Homarr is an open-source dashboard platform used to manage and display integrations with various services. Prior to version 1.54.0, the integration.all tRPC endpoint was incorrectly configured as a publicProcedure, meaning it was accessible without any authentication or authorization checks. This endpoint returns a comprehensive list of all configured integrations within the Homarr instance, including sensitive metadata such as internal service URLs, integration names, and service types. This exposure constitutes a CWE-200 (Exposure of Sensitive Information to an Unauthorized Actor) and CWE-862 (Missing Authorization) vulnerability. An attacker can exploit this flaw remotely without any user interaction or credentials, simply by querying the endpoint. The disclosed information could facilitate further attacks by revealing internal network architecture, service endpoints, and integration details, which are typically intended to be confidential. The vulnerability has a CVSS 3.1 base score of 5.3 (medium severity), reflecting the ease of exploitation and limited impact confined to confidentiality loss. The issue was publicly disclosed on March 7, 2026, and fixed in Homarr version 1.54.0. No known exploits have been reported in the wild as of now.

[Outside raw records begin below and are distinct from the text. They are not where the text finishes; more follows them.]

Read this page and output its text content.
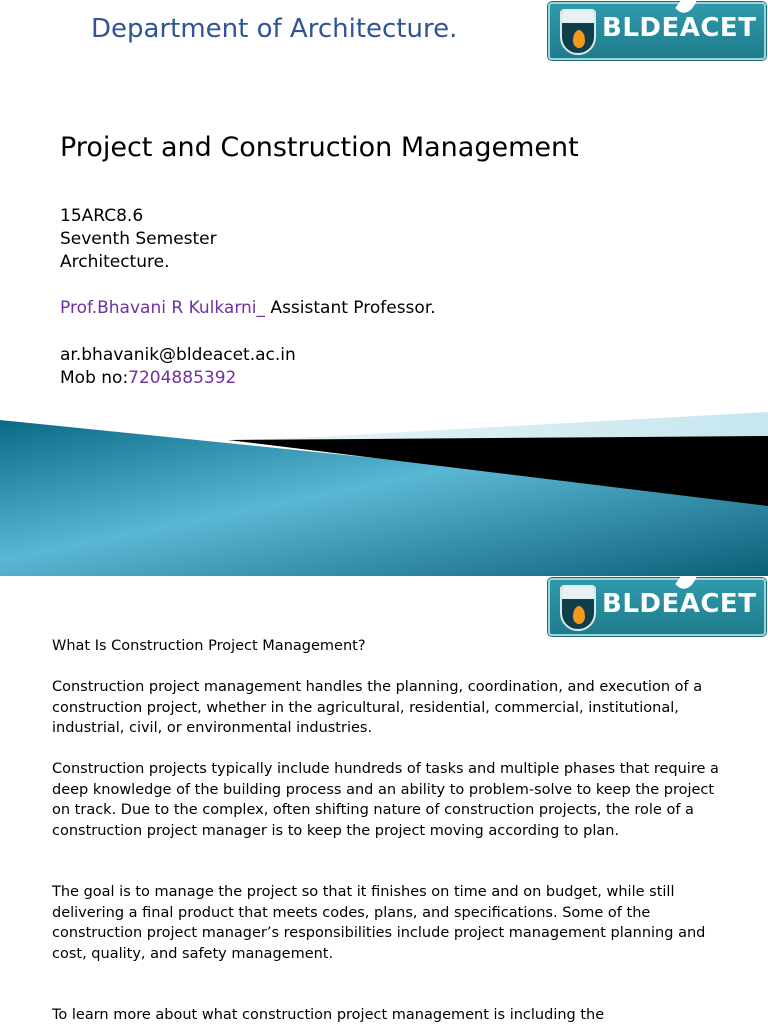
Department of Architecture.	BLDEACET
Project and Construction Management
15ARC8.6
Seventh Semester
Architecture.
Prof.Bhavani R Kulkarni_ Assistant Professor.
ar.bhavanik@bldeacet.ac.in
Mob no:7204885392
BLDEACET
What Is Construction Project Management?
Construction project management handles the planning, coordination, and execution of a construction project, whether in the agricultural, residential, commercial, institutional, industrial, civil, or environmental industries.
Construction projects typically include hundreds of tasks and multiple phases that require a deep knowledge of the building process and an ability to problem-solve to keep the project on track. Due to the complex, often shifting nature of construction projects, the role of a construction project manager is to keep the project moving according to plan.
The goal is to manage the project so that it finishes on time and on budget, while still delivering a final product that meets codes, plans, and specifications. Some of the construction project manager’s responsibilities include project management planning and cost, quality, and safety management.
To learn more about what construction project management is including the
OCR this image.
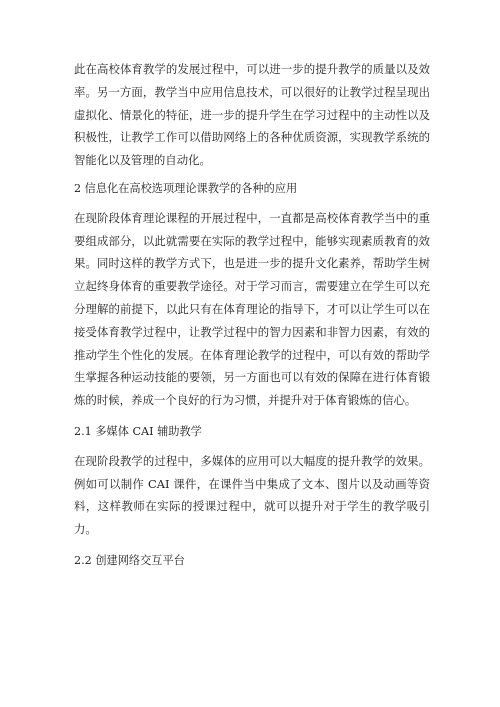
此在高校体育教学的发展过程中，可以进一步的提升教学的质量以及效率。另一方面，教学当中应用信息技术，可以很好的让教学过程呈现出虚拟化、情景化的特征，进一步的提升学生在学习过程中的主动性以及积极性，让教学工作可以借助网络上的各种优质资源，实现教学系统的智能化以及管理的自动化。

2 信息化在高校选项理论课教学的各种的应用

在现阶段体育理论课程的开展过程中，一直都是高校体育教学当中的重要组成部分，以此就需要在实际的教学过程中，能够实现素质教育的效果。同时这样的教学方式下，也是进一步的提升文化素养，帮助学生树立起终身体育的重要教学途径。对于学习而言，需要建立在学生可以充分理解的前提下，以此只有在体育理论的指导下，才可以让学生可以在接受体育教学过程中，让教学过程中的智力因素和非智力因素，有效的推动学生个性化的发展。在体育理论教学的过程中，可以有效的帮助学生掌握各种运动技能的要领，另一方面也可以有效的保障在进行体育锻炼的时候，养成一个良好的行为习惯，并提升对于体育锻炼的信心。

2.1 多媒体 CAI 辅助教学

在现阶段教学的过程中，多媒体的应用可以大幅度的提升教学的效果。例如可以制作 CAI 课件，在课件当中集成了文本、图片以及动画等资料，这样教师在实际的授课过程中，就可以提升对于学生的教学吸引力。

2.2 创建网络交互平台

The primary impact of this vulnerability is unauthorized disclosure of sensitive configuration data, which can compromise the confidentiality of internal network details and service integrations. Attackers gaining this information can perform targeted reconnaissance, increasing the risk of subsequent attacks such as lateral movement, privilege escalation, or exploitation of other vulnerabilities in exposed services. While the vulnerability does not directly affect integrity or availability, the exposure of internal URLs and integration metadata can significantly aid attackers in crafting more effective attacks. Organizations relying on Homarr dashboards for managing critical infrastructure or sensitive services may face increased risk of targeted cyberattacks, data breaches, or operational disruptions if this vulnerability is exploited. The risk is particularly relevant for enterprises with complex internal service ecosystems and those that expose Homarr dashboards to untrusted networks or the internet.

To mitigate this vulnerability, organizations should upgrade Homarr to version 1.54.0 or later, where the integration.all endpoint is properly secured. Until the upgrade can be applied, administrators should restrict access to the Homarr dashboard and its endpoints using network-level controls such as firewalls, VPNs, or IP whitelisting to prevent unauthorized external access. Additionally, implementing authentication and authorization mechanisms around the tRPC endpoints can reduce exposure. Monitoring access logs for unusual or unauthorized requests to the integration.all endpoint can help detect exploitation attempts. It is also advisable to review and minimize the amount of sensitive information exposed through integrations and to follow the principle of least privilege in dashboard configurations. Regular vulnerability scanning and patch management processes should be enforced to promptly address similar issues in the future.